Anyway! That's been unusual for me; I don't tend to get sick very often (knocks on wood). So hopefully it's just because of a bunch of contagion and not because my immune system has weakened terribly.

In other news, the Fox and I are planning a camping trip coming up this weekend. So exciting! I love camping, and haven't been for ages. We're making a trip to the island to attend the nursing graduation ceremony of a good friend of mine, and decided to make a mini-holiday of it. Now that we have a car, we can do these things. I just dropped a bunch of money yesterday (argh, my wallet) on some camping supplies, including folding chairs and marshmallow roasting sticks (you know, the necessities). I have my fingers crossed that it won't pour with rain the whole time. It is supposed to rain for some of the days, but only lightly. With any luck. We'll be in a tent, so... yeah. But! Even if it does, it's still going to be awesome because camping.
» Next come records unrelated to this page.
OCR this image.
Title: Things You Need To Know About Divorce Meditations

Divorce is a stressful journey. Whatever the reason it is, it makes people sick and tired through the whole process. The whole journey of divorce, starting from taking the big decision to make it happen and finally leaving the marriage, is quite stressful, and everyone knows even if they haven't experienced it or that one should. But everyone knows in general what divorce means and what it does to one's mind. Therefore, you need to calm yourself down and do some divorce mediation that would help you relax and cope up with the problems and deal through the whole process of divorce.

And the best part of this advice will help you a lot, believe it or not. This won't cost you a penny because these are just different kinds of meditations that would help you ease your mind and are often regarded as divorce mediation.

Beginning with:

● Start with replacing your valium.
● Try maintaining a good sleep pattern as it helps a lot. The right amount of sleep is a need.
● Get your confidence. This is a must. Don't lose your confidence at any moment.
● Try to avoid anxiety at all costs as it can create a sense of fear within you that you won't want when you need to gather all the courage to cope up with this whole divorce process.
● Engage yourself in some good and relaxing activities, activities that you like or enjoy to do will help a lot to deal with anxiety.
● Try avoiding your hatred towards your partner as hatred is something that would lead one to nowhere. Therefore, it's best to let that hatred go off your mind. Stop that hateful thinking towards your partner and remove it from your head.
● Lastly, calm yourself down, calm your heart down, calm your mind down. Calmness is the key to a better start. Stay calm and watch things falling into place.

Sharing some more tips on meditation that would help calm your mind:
I love sitting around a fire with people. It's one of my favourite things. I always find that staring into a fire provokes good conversation. I wonder if that's one of the things that started humankind on its way to language and complex social structure. A bunch of early people sitting around the fire that they had newly discovered how to build, looking for something to do other than stare at each other. Maybe they started by pantomiming and it built from there.

Anyway. Camping! Yay!

Even though I've made a checklist and tried to get as prepared as possible, I still feel like a kid who doesn't actually know what she's doing. I guess since I've almost always gone camping with my parents or a larger group of friends, it feels like there are others there who know better than me how to camp properly, so the pressure's off. But this time, it's just the two of us (and I'm the one who has done much of the planning, somehow...!). So there's no one else who is bringing things that I may have forgotten, or has thought of something totally obvious that I haven't thought of. It's all up to us!

But, I guess no one really knows what they're doing. We're all just taking a stab at life in general, right? That's how I try to view things, because otherwise it means that everyone else totally has it together at all times and I'm just a confused little creature who is trying to look like she has some semblance of organization.

What was I even talking about? I'm not sure how I get onto these things.

Anyway, that's the excitement of the moment. After the trip I need to staple my wallet shut and keep my head down for a while, because no money. And also, I am taking an online course (Biology 12! take it while you're in high school, kids!) which needs to be complete by June 8th or something, so I need to really buckle down on that. I should have enough time to complete it, providing I avoid Hearthstone and Facebook and DeviantArt and all those lovely time-wasters. (I just discovered the wonder of Hearthstone, and I'm surprisingly good at it for whatever reason, so it's a dangerous thing right now. I'm trying to avoid it by listening to the soundtrack instead, because that way I can study.)

The Biology 12 is a prerequisite, by the way. After being unsuccessful in the graphic design world (by choice, mind you) I am heading into the wonderful world of laboratory tech! My goal is to first become a medical lab assistant (because the program is quick and fairly cheap), and use that as a stepping stone to perhaps become a medical lab technician.

I could write many posts about that whole area of life, but that's for another day. For now let's just say that I haven't "given up" on art; I've re-thought what I want to do with it. And that doesn't include using my creative skill to make advertisements or packaging design for other people's dumb stuff. Way back before all the art school, I made art for myself because I enjoyed it. My goal now is to get back to that, after my creative motivation was lost through a combination of my own blunders or maybe my own laziness, and the doctrines of commercial art school.

Follow your dreams, kids, but be careful of well-meaning people telling you to "do something" with your talent! Do it for yourself first, and for other purposes second. This is my sage advice for the day. (bows)

Anyway, best go make more tea and then study neurons! Thanks for reading, ghosts, and have yourselves a lovely day.